How Taiwan comes worldwide

The centuries XV and XVI was the epoch of great geographical discoveries, extending the known world. In this context that initiates the world globalization as a historical process, Taiwan, located to the southeast of the Chinese mainland, was known to the Chinese as Yizhou – continent of the barbarians, Dongfan – barbarians of the East – or Xiao Liuqiu – small Liuqiu-(1). The Portuguese was discovered to Europe to find it by chance. Impressed by the landscape they called it Ilha Formosa, showing for the first time to the West on a world map in 1554 by Portuguese Lopo Homen.
The lack of commercial incentives in the island, its difficult navigation by its coasts and political isolation of time Ming (1368-1644) as a defense against barbarian peoples, led to a lack of interest of Taiwan by China. Well known as usual scale of the boats of local fishermen and as a refuge for pirates – Dutch sources speak of a population consisting of approximately 50,000 natives belonging to Austronesian cultures that inhabited the Plains and called the Aguila Island, and about 1000 – 1500 Chinese settlers – for the Government of the Ming, was a wild island inhabited by barbarians who had never belonged to the continental dynasties. In this way, the Dutch, dedicated fundamentally to plunder and piracy in Asia, entered Taiwan 1624 – to make the island a commercial Empire that rivalizase with the Portuguese and Spanish power in the area – becoming Governors of this territory–assuming a brake Japanese expansionism on the domains of Chinese–and obtaining a strategic location on the maritime trade routes of Eastern Asia; However, they could not weave a commercial network with the Mainland due to the negative and constant struggle of the Ming so that this does not take place.

The movements of the Dutch in Taiwan colonial authorities alerted Spanish in Manila, and from 1586 successive memorials presented Virreinales authorities and to the King himself for the conquest of Taiwan. To 1626, in a context of strong rivalry between the Governor of the Philippines and the Dutch settled on the island, heading from Manila of a squadron was ordered to conquer a stable enclave in the area. First, they arrived at the northeastern end of the island and Cabo de Santiago was named subsequently entered in Jilong and called it Holy Trinity, where they built the strong San Salvador.

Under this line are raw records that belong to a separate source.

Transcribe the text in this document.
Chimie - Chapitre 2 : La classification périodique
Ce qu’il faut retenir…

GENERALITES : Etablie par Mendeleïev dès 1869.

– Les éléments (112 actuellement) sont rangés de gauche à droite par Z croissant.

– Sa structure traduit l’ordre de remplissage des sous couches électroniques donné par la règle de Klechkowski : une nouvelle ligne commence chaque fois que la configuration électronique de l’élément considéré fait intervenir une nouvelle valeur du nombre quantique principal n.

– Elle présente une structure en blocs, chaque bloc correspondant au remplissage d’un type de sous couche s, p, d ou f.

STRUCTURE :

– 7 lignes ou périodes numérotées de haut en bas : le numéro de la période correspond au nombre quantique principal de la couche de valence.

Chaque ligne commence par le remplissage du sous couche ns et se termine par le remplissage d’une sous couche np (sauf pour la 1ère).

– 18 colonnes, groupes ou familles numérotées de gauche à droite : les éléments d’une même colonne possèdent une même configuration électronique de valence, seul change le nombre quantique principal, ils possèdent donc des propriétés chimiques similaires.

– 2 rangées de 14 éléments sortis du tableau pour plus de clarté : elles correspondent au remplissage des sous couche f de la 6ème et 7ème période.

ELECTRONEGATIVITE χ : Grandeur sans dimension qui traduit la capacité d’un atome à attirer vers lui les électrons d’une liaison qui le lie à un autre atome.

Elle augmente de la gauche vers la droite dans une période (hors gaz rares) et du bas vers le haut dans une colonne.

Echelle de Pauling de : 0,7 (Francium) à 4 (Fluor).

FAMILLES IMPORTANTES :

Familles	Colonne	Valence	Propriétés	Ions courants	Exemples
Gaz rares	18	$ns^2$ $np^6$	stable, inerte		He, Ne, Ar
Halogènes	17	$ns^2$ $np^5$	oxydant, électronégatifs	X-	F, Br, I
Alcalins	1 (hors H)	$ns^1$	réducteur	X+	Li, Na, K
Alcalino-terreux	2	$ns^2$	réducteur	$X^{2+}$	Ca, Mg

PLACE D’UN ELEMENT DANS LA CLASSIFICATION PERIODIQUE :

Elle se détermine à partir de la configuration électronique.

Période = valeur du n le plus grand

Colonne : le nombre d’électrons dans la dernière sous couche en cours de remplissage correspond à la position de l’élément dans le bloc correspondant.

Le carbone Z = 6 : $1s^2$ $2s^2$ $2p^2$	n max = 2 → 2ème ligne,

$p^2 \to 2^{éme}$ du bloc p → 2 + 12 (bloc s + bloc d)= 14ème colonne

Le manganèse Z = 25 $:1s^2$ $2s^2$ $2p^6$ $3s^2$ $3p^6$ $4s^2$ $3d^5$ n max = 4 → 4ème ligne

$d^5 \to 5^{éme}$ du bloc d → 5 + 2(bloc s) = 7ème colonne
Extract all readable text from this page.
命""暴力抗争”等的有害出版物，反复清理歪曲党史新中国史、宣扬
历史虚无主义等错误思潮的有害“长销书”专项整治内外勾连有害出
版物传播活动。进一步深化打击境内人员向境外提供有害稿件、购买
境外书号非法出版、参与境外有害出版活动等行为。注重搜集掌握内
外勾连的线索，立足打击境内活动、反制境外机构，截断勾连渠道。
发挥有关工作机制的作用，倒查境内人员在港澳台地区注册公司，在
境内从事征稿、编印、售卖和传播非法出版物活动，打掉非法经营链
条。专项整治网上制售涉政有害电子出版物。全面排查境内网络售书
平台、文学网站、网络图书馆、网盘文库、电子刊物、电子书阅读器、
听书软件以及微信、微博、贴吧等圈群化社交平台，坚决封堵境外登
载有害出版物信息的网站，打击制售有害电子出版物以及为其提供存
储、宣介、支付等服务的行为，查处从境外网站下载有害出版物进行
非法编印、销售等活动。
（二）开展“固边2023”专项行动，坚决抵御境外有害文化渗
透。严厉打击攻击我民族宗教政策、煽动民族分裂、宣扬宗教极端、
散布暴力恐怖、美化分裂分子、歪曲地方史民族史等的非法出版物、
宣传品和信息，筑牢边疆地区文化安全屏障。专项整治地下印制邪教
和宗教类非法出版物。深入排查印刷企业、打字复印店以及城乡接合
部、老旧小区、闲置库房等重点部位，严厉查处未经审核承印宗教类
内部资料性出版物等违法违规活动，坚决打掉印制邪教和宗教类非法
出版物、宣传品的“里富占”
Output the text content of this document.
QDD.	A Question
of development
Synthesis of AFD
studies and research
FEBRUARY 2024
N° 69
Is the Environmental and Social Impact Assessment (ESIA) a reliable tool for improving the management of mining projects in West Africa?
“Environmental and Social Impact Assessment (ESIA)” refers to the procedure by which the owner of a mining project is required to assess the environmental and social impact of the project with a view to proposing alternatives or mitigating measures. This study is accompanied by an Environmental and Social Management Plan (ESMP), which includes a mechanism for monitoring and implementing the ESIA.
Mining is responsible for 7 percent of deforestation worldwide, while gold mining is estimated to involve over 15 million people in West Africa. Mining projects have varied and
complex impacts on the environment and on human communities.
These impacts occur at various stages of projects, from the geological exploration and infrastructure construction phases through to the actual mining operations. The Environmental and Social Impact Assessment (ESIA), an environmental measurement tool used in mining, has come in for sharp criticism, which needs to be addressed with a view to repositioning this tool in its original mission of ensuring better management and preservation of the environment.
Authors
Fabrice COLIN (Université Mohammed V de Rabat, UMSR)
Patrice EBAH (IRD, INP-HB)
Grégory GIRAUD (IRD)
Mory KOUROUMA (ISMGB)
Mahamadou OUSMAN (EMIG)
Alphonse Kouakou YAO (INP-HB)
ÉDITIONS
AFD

They later built another Fort in Huwei to 1628 and named it Santo Domingo. The Spanish presence lasted for 16 years on the island and, unlike the Dutch, that did not stop growing and attracting trade and immigrants from the Mainland, the Spanish did not pass for a settlement of strategic and with heavy dependence on supplies sent from Manila (2). Thus, to 1642, the Dutch conquered without great effort Spanish settlements in the North of Taiwan, the island became one of the most precious jewels for them to 1650 with a net proceeds of four hundred thousand guilders a year – about four tons of gold – from geographical exploitation, its natural resources and its Aboriginal work force. In addition, they created schools run by missionaries who spread the Latin alphabet between the aborigines and who converted to Christianity at about 6500 converts. However, there was a certain sector which did not accept the colonial authority in the island – mainly of Chinese origin, and carried out successive uprisings between 1640 and 1652, repressed violently. This ended up breaking the relations between the colonial administration and the Chinese community settled on the island.

This tension was produced at a time marked by the war between the Ming and the Qing – manchu ethnicity – in China, with the victory of the latter. Ming resistance moved towards the coastal area of the southeast of the continent, moved the war front to the area, which caused the massive flight of Chinese migrants to Taiwan. Around 1660, the Manchu armies ordered the population of the coast to move inland to avoid an alliance with the Ming. This forced the Commander in Chief of the armies Ming, Zheng Chenggong – better known as Koxinga-to rethink his military strategy, deciding to locate their headquarters against the Qing in Taiwan. In 1661 carried out an attack on the Dutch settlement on the island, which ended with the defeat and flight of these.